Eml- mht and Msg to Html conversion

Hi,

I am converting above mentioned file formats to html using Aspose.Words.dll. Please guide me how to remove all the hyper links from HTML file. and also let me know how to fix the below issue.

The HTML file generated from MHT file contains the "Subject:
Attachments:ATT00001.vnd.ms-officetheme" above the actual message. Please let me know the reason for this and also provide me the solution to avoid these extra line's.

Please find the sample file and output file from the attachment.

code i am using for conversion:

//load email message into an instance of MailMessage var message = Aspose.Email.Mail.MailMessage.Load("C:\\temp\\message.mht");
//create an instance of MemoryStream to store the intermediate data (mhtml) var stream = new System.IO.MemoryStream();
//convert the email message to MHTML and store in MemoryStream message.Save(stream, MailMessageSaveType.MHtmlFromat);
//create an instance of LoadOptions and set the LoadFormat to Mhtml var loadOptions = new Aspose.Words.LoadOptions(); loadOptions.LoadFormat = LoadFormat.Mhtml;
//create an instance of Document and load the MTHML from MemoryStream var document = new Aspose.Words.Document(stream, loadOptions);
//create an instance of HtmlSaveOptions and set the SaveFormat to Html var saveOptions = new Aspose.Words.Saving.HtmlSaveOptions(SaveFormat.Html);
//save the document to Html file document.Save("C:\\temp\\output.html", saveOptions);

Please find the below link for your reference.

http://www.aspose.com/community/forums/354291/eml-to-html-file-conversion/showthread.aspx#354291

Thanks,

Dhivya

Hi
Dhivya,


Thanks for your inquiry. First of all, please note that, with Aspose.Words you can save MHT/MHTML files to HTML format directly. Secondly, I was unable to reproduce the second part of your request i.e. "The HTML file generated from MHT file contains the “Subject: Attachments:” I used the following code snippet:

LoadOptions loadOptions = new LoadOptions();
loadOptions.LoadFormat = LoadFormat.Mhtml;
Document document = new Document(@“c:\test\in - Copy.mht”, loadOptions);

HtmlSaveOptions saveOptions = new HtmlSaveOptions(SaveFormat.Html);
document.Save(@“c:\test\output.html”, saveOptions);

Morover, I am afraid, I couldn’t find any hyperlinks to remove in the generated HTML document. Please clarify what do you mean by “how to remove all the hyper links from HTML file”? Also, I have attached the HTML file i.e. generated on my side here for your reference.
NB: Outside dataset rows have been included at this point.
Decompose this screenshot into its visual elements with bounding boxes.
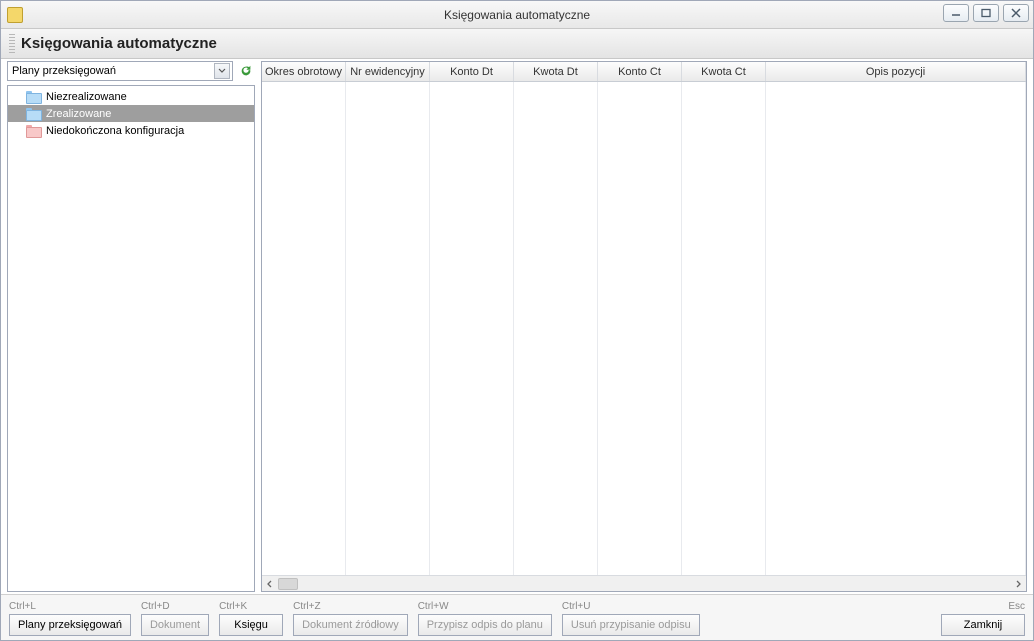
- scroll-left-icon[interactable]: [262, 577, 278, 591]
- hint: Ctrl+U: [562, 601, 591, 612]
- page-title: Księgowania automatyczne: [21, 35, 217, 52]
- chevron-down-icon: [214, 63, 230, 79]
- hint: Esc: [1008, 601, 1025, 612]
- plan-combo[interactable]: Plany przeksięgowań: [7, 61, 233, 81]
- zamknij-button[interactable]: Zamknij: [941, 614, 1025, 636]
- hint: Ctrl+W: [418, 601, 449, 612]
- hint: Ctrl+D: [141, 601, 170, 612]
- footer-dokzrodlowy: Ctrl+Z Dokument źródłowy: [293, 601, 408, 636]
- ksiegu-button[interactable]: Księgu: [219, 614, 283, 636]
- body: Plany przeksięgowań Niezrealizowane: [1, 59, 1033, 594]
- footer-przypisz: Ctrl+W Przypisz odpis do planu: [418, 601, 552, 636]
- tree-item-niedokonczona[interactable]: Niedokończona konfiguracja: [8, 122, 254, 139]
- window-buttons: [943, 4, 1029, 22]
- scroll-thumb[interactable]: [278, 578, 298, 590]
- tree-item-label: Niezrealizowane: [46, 91, 127, 103]
- footer-usun: Ctrl+U Usuń przypisanie odpisu: [562, 601, 700, 636]
- close-button[interactable]: [1003, 4, 1029, 22]
- usun-przypisanie-button: Usuń przypisanie odpisu: [562, 614, 700, 636]
- dokument-button: Dokument: [141, 614, 209, 636]
- tree-item-label: Niedokończona konfiguracja: [46, 125, 184, 137]
- horizontal-scrollbar[interactable]: [262, 575, 1026, 591]
- col-okres[interactable]: Okres obrotowy: [262, 62, 346, 81]
- grid-body[interactable]: [262, 82, 1026, 575]
- footer-dokument: Ctrl+D Dokument: [141, 601, 209, 636]
- combo-row: Plany przeksięgowań: [7, 61, 255, 81]
- footer-close: Esc Zamknij: [941, 601, 1025, 636]
- tree-item-label: Zrealizowane: [46, 108, 111, 120]
- left-panel: Plany przeksięgowań Niezrealizowane: [7, 61, 255, 592]
- window-title: Księgowania automatyczne: [1, 8, 1033, 22]
- folder-icon: [26, 125, 40, 136]
- grid-area: Okres obrotowy Nr ewidencyjny Konto Dt K…: [261, 61, 1027, 592]
- col-konto-dt[interactable]: Konto Dt: [430, 62, 514, 81]
- col-nrewid[interactable]: Nr ewidencyjny: [346, 62, 430, 81]
- header-bar: Księgowania automatyczne: [1, 29, 1033, 59]
- maximize-button[interactable]: [973, 4, 999, 22]
- minimize-button[interactable]: [943, 4, 969, 22]
- titlebar[interactable]: Księgowania automatyczne: [1, 1, 1033, 29]
- grid-header: Okres obrotowy Nr ewidencyjny Konto Dt K…: [262, 62, 1026, 82]
- col-kwota-dt[interactable]: Kwota Dt: [514, 62, 598, 81]
- hint: Ctrl+K: [219, 601, 247, 612]
- footer: Ctrl+L Plany przeksięgowań Ctrl+D Dokume…: [1, 594, 1033, 640]
- plany-button[interactable]: Plany przeksięgowań: [9, 614, 131, 636]
- dokument-zrodlowy-button: Dokument źródłowy: [293, 614, 408, 636]
- col-opis[interactable]: Opis pozycji: [766, 62, 1026, 81]
- przypisz-odpis-button: Przypisz odpis do planu: [418, 614, 552, 636]
- hint: Ctrl+Z: [293, 601, 321, 612]
- footer-ksiegu: Ctrl+K Księgu: [219, 601, 283, 636]
- hint: Ctrl+L: [9, 601, 36, 612]
- plan-tree[interactable]: Niezrealizowane Zrealizowane Niedokończo…: [7, 85, 255, 592]
- tree-item-niezrealizowane[interactable]: Niezrealizowane: [8, 88, 254, 105]
- folder-icon: [26, 108, 40, 119]
- tree-item-zrealizowane[interactable]: Zrealizowane: [8, 105, 254, 122]
- col-konto-ct[interactable]: Konto Ct: [598, 62, 682, 81]
- footer-plany: Ctrl+L Plany przeksięgowań: [9, 601, 131, 636]
- refresh-icon: [239, 64, 253, 78]
- app-window: Księgowania automatyczne Księgowania aut…: [0, 0, 1034, 641]
- col-kwota-ct[interactable]: Kwota Ct: [682, 62, 766, 81]
- refresh-button[interactable]: [237, 62, 255, 80]
- app-icon: [7, 7, 23, 23]
- plan-combo-label: Plany przeksięgowań: [12, 65, 116, 77]
- folder-icon: [26, 91, 40, 102]
- grip-icon: [9, 34, 15, 54]
- scroll-right-icon[interactable]: [1010, 577, 1026, 591]
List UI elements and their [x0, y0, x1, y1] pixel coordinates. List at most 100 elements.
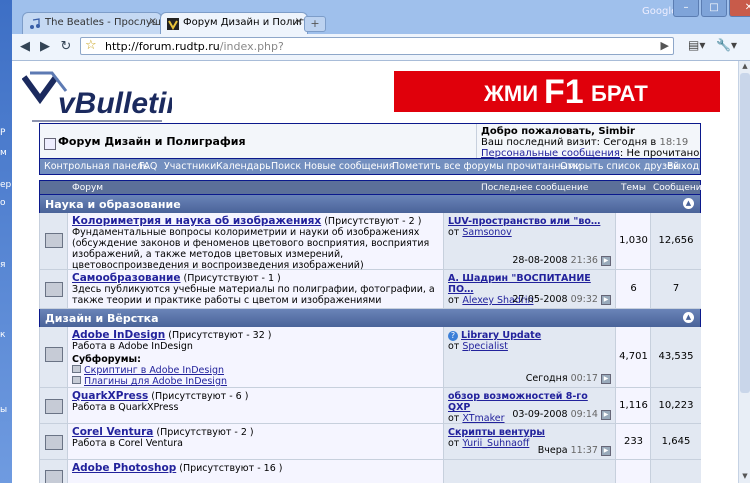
forum-status-icon	[45, 435, 63, 450]
forum-name-link[interactable]: Corel Ventura	[72, 426, 153, 438]
back-icon[interactable]: ◀	[16, 38, 34, 56]
subforum-link-plugins[interactable]: Плагины для Adobe InDesign	[84, 376, 227, 387]
last-post-cell: ? Library Update от Specialist Сегодня 0…	[443, 327, 616, 387]
music-note-icon	[30, 18, 40, 29]
last-post-datetime: 28-08-2008 21:36 ▶	[512, 255, 611, 266]
forum-name-link[interactable]: QuarkXPress	[72, 390, 148, 402]
forum-name-link[interactable]: Adobe Photoshop	[72, 462, 176, 474]
scroll-up-icon[interactable]: ▲	[740, 62, 750, 72]
collapse-icon[interactable]: ▲	[683, 312, 694, 323]
forum-title[interactable]: Форум Дизайн и Полиграфия	[58, 135, 246, 148]
forum-home-icon[interactable]	[44, 138, 56, 150]
tab-forum[interactable]: Форум Дизайн и Полигра… ×	[160, 12, 308, 34]
private-messages-link[interactable]: Персональные сообщения	[481, 148, 620, 159]
last-post-title[interactable]: А. Шадрин "ВОСПИТАНИЕ ПО…	[448, 273, 591, 295]
menu-new-posts[interactable]: Новые сообщения	[304, 161, 395, 172]
wrench-icon[interactable]: 🔧▾	[716, 38, 737, 52]
address-bar[interactable]: ☆ http://forum.rudtp.ru/index.php? ▶	[80, 37, 674, 55]
forum-cell: Adobe Photoshop (Присутствуют - 16 )	[68, 460, 443, 483]
forum-present: (Присутствуют - 1 )	[180, 273, 281, 284]
go-to-post-icon[interactable]: ▶	[601, 373, 611, 384]
question-icon: ?	[448, 330, 458, 341]
browser-toolbar: ◀ ▶ ↻ ☆ http://forum.rudtp.ru/index.php?…	[12, 34, 750, 61]
desktop-label: к	[0, 330, 6, 340]
last-post-user[interactable]: Yurii_Suhnaoff	[462, 438, 529, 449]
category-title[interactable]: Наука и образование	[45, 198, 181, 211]
last-post-datetime: 03-09-2008 09:14 ▶	[512, 409, 611, 420]
last-post-title[interactable]: Library Update	[461, 330, 541, 341]
new-tab-button[interactable]: +	[304, 16, 326, 32]
maximize-icon[interactable]: □	[701, 0, 727, 17]
subforum-link-scripting[interactable]: Скриптинг в Adobe InDesign	[84, 365, 224, 376]
welcome-text: Добро пожаловать, Simbir	[481, 126, 635, 137]
go-arrow-icon[interactable]: ▶	[661, 39, 669, 52]
desktop-label: ер	[0, 180, 12, 190]
category-header: Наука и образование ▲	[39, 195, 701, 213]
menu-faq[interactable]: FAQ	[139, 161, 157, 172]
go-to-post-icon[interactable]: ▶	[601, 255, 611, 266]
forum-description: Здесь публикуются учебные материалы по п…	[72, 284, 435, 306]
reload-icon[interactable]: ↻	[57, 38, 75, 56]
collapse-icon[interactable]: ▲	[683, 198, 694, 209]
vertical-scrollbar[interactable]: ▲ ▼	[738, 61, 750, 483]
forum-present: (Присутствуют - 32 )	[165, 330, 272, 341]
table-header: Форум Последнее сообщение Темы Сообщения	[39, 180, 707, 195]
forum-name-link[interactable]: Самообразование	[72, 272, 181, 284]
forum-status-icon	[45, 347, 63, 362]
f1-banner-ad[interactable]: ЖМИ F1 БРАТ	[394, 71, 720, 112]
forum-name-link[interactable]: Adobe InDesign	[72, 329, 165, 341]
forum-status-cell	[40, 460, 68, 483]
forum-present: (Присутствуют - 2 )	[321, 216, 422, 227]
subforum-icon	[72, 365, 81, 373]
window-close-icon[interactable]: ✕	[729, 0, 750, 17]
menu-mark-read[interactable]: Пометить все форумы прочитанными	[392, 161, 581, 172]
post-count: 10,223	[650, 388, 701, 423]
url-text: http://forum.rudtp.ru/index.php?	[105, 40, 284, 53]
forum-cell: Corel Ventura (Присутствуют - 2 ) Работа…	[68, 424, 443, 459]
go-to-post-icon[interactable]: ▶	[601, 294, 611, 305]
go-to-post-icon[interactable]: ▶	[601, 445, 611, 456]
forum-row: Adobe Photoshop (Присутствуют - 16 )	[39, 460, 701, 483]
forward-icon[interactable]: ▶	[36, 38, 54, 56]
scroll-down-icon[interactable]: ▼	[740, 472, 750, 482]
post-count: 1,645	[650, 424, 701, 459]
desktop-label: ы	[0, 405, 8, 415]
close-icon[interactable]: ×	[295, 16, 303, 27]
forum-description: Работа в Adobe InDesign	[72, 341, 193, 352]
post-count: 43,535	[650, 327, 701, 387]
last-post-user[interactable]: Samsonov	[462, 227, 511, 238]
last-post-user[interactable]: Specialist	[462, 341, 508, 352]
menu-members[interactable]: Участники	[164, 161, 216, 172]
thread-count	[617, 460, 650, 483]
menu-control-panel[interactable]: Контрольная панель	[44, 161, 148, 172]
forum-present: (Присутствуют - 16 )	[176, 463, 283, 474]
subforum-icon	[72, 376, 81, 384]
last-post-datetime: 27-05-2008 09:32 ▶	[512, 294, 611, 305]
menu-calendar[interactable]: Календарь	[216, 161, 271, 172]
forum-row: Колориметрия и наука об изображениях (Пр…	[39, 213, 701, 271]
category-header: Дизайн и Вёрстка ▲	[39, 309, 701, 327]
last-visit-time: 18:19	[659, 137, 689, 148]
minimize-icon[interactable]: –	[673, 0, 699, 17]
last-post-user[interactable]: XTmaker	[462, 413, 504, 424]
last-post-cell: А. Шадрин "ВОСПИТАНИЕ ПО… от Alexey Shad…	[443, 270, 616, 308]
scrollbar-thumb[interactable]	[740, 73, 750, 393]
bookmark-star-icon[interactable]: ☆	[85, 38, 97, 54]
go-to-post-icon[interactable]: ▶	[601, 409, 611, 420]
last-visit-label: Ваш последний визит: Сегодня в	[481, 137, 660, 148]
post-count	[650, 460, 701, 483]
post-count: 12,656	[650, 213, 701, 269]
page-menu-icon[interactable]: ▤▾	[688, 38, 705, 52]
desktop-label: P	[0, 128, 6, 138]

Please let me know if I can be of any further assistance.

Best Regards,
Hi Dhivya

Thanks for your inquiry.
Moreover you can remove Hyperlinks from Word Document object as following:
public static bool removeAllHyperlinks(Aspose.Words.Document wordDoc)
{
try {
ArrayList nodesToRemove = new ArrayList();

// get all FieldStart nodes in a document

NodeCollection fieldStarts = wordDoc.GetChildNodes(NodeType.FieldStart, true);

// iterate through document field starts collection

//FieldStart fieldStart = default(FieldStart);
foreach ( FieldStart fieldStart in fieldStarts) {
// if field start belongs to hyperlink

if (fieldStart.FieldType == Aspose.Words.Fields.FieldType.FieldHyperlink) {
// then mark for removal all nodes that are between field start and field end

Node aNode = fieldStart;

while (aNode.NodeType != NodeType.FieldEnd) {
nodesToRemove.Add(aNode);

aNode = aNode.NextSibling;
}
nodesToRemove.Add(aNode);
}
}
// remove all nodes that are part of hyperlink fields

//Node node = default(Node);

foreach (Node node in nodesToRemove)
{
node.Remove();
}

return True;

} catch (Exception ex) {
return false;
}
}

In case of any ambiguity, please let me know.

Hi,

The output file does not contains the images. Please let me know how to extract entire contents with image from mht files.

Thanks,

Dhivya

Hi Dhivya,


Thanks for you inquiry. While using the latest version of Aspose.Words i.e. 10.8.0, i managed to reproduce this issue on my side. We have logged this issue in our bug tracking system. You will be notified as soon as it is resolved.

Note:
Issue is red cross images and not about hyperlinks removal.

The issues you have found earlier (filed as WORDSNET-5723) have been fixed in this .NET update and this Java update.


This message was posted using Notification2Forum from Downloads module by aspose.notifier.